External Functions

The JIT provides a number of other more advanced interfaces for things like freeing allocated machine code, rejit’ing functions to update them, etc. However, even with this simple code, we get some surprisingly powerful capabilities - check this out:

  1. ready> extern sin(x);
  2. ; ModuleID = 'my cool jit'
  3. declare double @sin(double)
  4. ready> extern cos(x);
  5. ; ModuleID = 'my cool jit'
  6. declare double @sin(double)
  7. declare double @cos(double)
  8. ready> sin(1.0);
  9. ; ModuleID = 'my cool jit'
  10. declare double @sin(double)
  11. declare double @cos(double)
  12. define double @main() {
  13. entry:
  14. %0 = call double @sin(double 1.000000e+00)
  15. ret double %0
  16. }
  17. Evaluated to: 0.8414709848078965

Whoa, how does the JIT know about sin and cos? The answer is surprisingly simple: in this example, the JIT started execution of a function and got to a function call. It realized that the function was not yet JIT compiled and invoked the standard set of routines to resolve the function. In this case, there is no body defined for the function, so the JIT ended up calling dlsym("sin") on the Kaleidoscope process itself. Since “sin” is defined within the JIT’s address space, it simply patches up calls in the module to call the libm version of sin directly.

The LLVM JIT provides a number of interfaces for controlling how unknown functions get resolved. It allows us to establish explicit mappings between IR objects and addresses (useful for LLVM global variables that we want to map to static tables, for example), allows us to dynamically decide on the fly based on the function name, and even allows us JIT compile functions lazily the first time they’re called.
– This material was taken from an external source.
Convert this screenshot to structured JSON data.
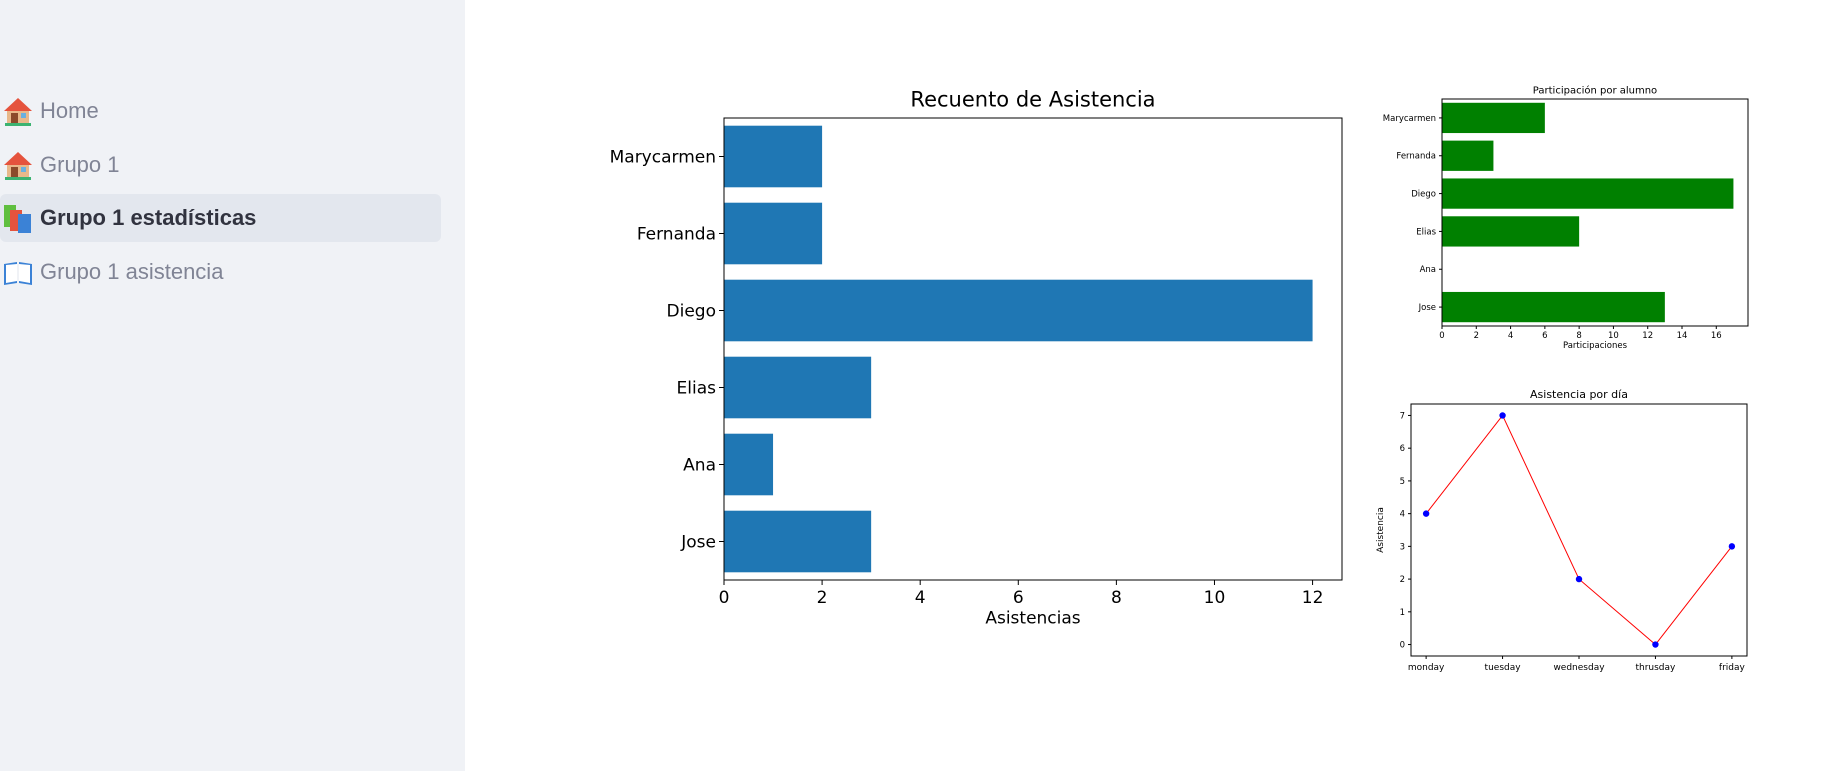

One interesting application of this is that we can now extend the language by writing arbitrary C code to implement operations. For example, we create a shared library cbits.so:

  1. /* cbits
  2. $ gcc -fPIC -shared cbits.c -o cbits.so
  3. $ clang -fPIC -shared cbits.c -o cbits.so
  4. */
  5. #include "stdio.h"
  6. // putchard - putchar that takes a double and returns 0.
  7. double putchard(double X) {
  8. putchar((char)X);
  9. fflush(stdout);
  10. return 0;
  11. }

Compile this with your favorite C compiler. We can then link this into our Haskell binary by simply including it alongside the rest of the Haskell source files:

  1. $ ghc cbits.so --make Main.hs -o Main

Now we can produce simple output to the console by using things like: extern putchard(x); putchard(120);, which prints a lowercase ‘x’ on the console (120 is the ASCII code for ‘x’). Similar code could be used to implement file I/O, console input, and many other capabilities in Kaleidoscope.

To bring external shared objects into the process address space we can call Haskell’s bindings to the system dynamic linking loader to load external libraries. In addition if we are statically compiling our interpreter we can tell GHC to link against the shared objects explicitly by passing them in with the -l flag.

This completes the JIT and optimizer chapter of the Kaleidoscope tutorial. At this point, we can compile a non-Turing-complete programming language, optimize and JIT compile it in a user-driven way. Next up we’ll look into extending the language with control flow constructs, tackling some interesting LLVM IR issues along the way.